While it insists that its own portfolio “is well positioned to weather the current environment, the equity market now perceives a heightened level of risk associated with the UK retail property sector as a whole.”

And it added that it's also apparent “from extensive engagement with shareholders, in particular in recent weeks, that there is a wide range of views on the merits of the Intu acquisition.”

Reports at the weekend had suggested that some shareholders were unhappy with Hammerson’s outright rejection of the approach by French giant Klépierre. That had valued the company at 635p per share, despite its shares currently trading at less than 494p each. Shareholder unhappiness came along with threats to vote against the Intu deal.

“As a result, the board of Hammerson has concluded that the heightened risks associated with the Intu acquisition outweigh the long-term rewards that can be expected in comparison to other strategic options open to the company,” it said.

So what happens now? Well, Hammerson has informed Intu of its decision, but under the conditions of its original offer, the withdrawal of the recommendation alone isn't the end of story. The company still has to convene a shareholder meeting to consider the deal and the offer will lapse if its shareholders don’t approve the acquisition at the meeting.

And as far as its future strategic plans are concerned, it said it's committed to maximising value for shareholders in the shorter and longer term and has the highest confidence in its prospects as a standalone business.
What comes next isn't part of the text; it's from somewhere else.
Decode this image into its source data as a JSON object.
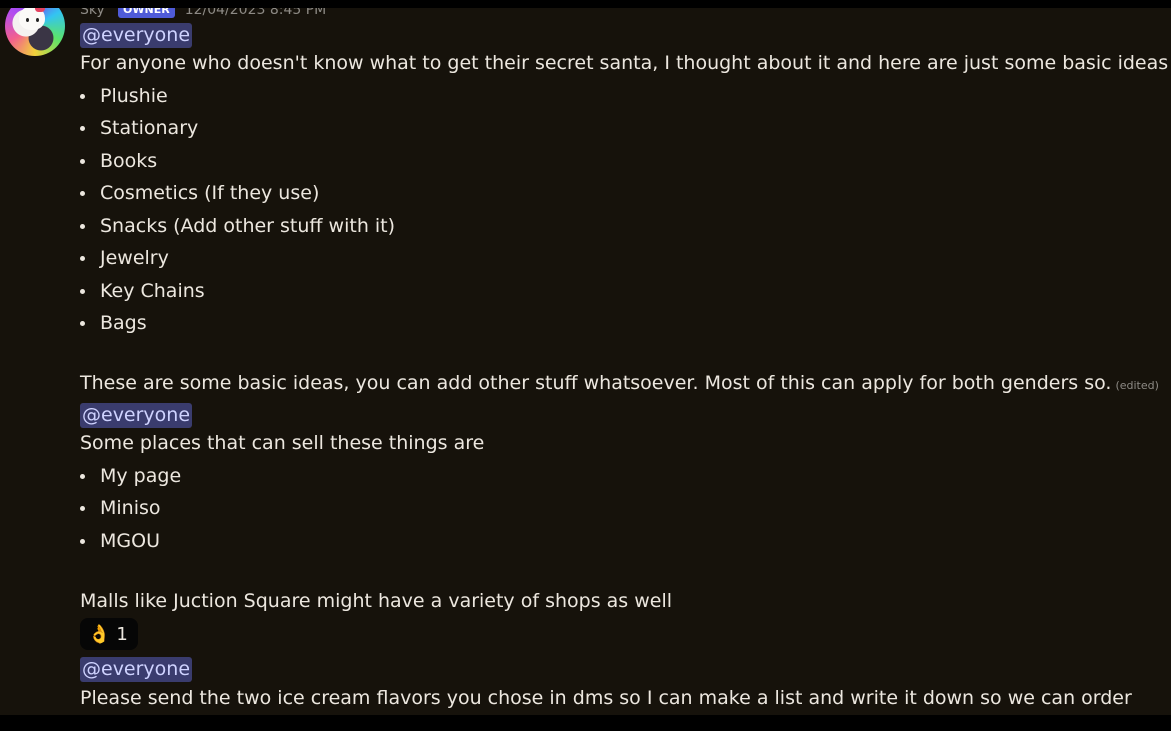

Its said its financial and operating performance has been strong in recent months but the board is also now reviewing options to accelerate the delivery of value for shareholders. These actions include reassessing the portfolio mix through appropriate disposals; seeking opportunities to invest further into higher-growth segments such as Premium Outlets and Ireland; pursuing capital returns to shareholders, as appropriate; and targeting the most efficient cost and operating structure “while maximising [the] customer and retailer experience.”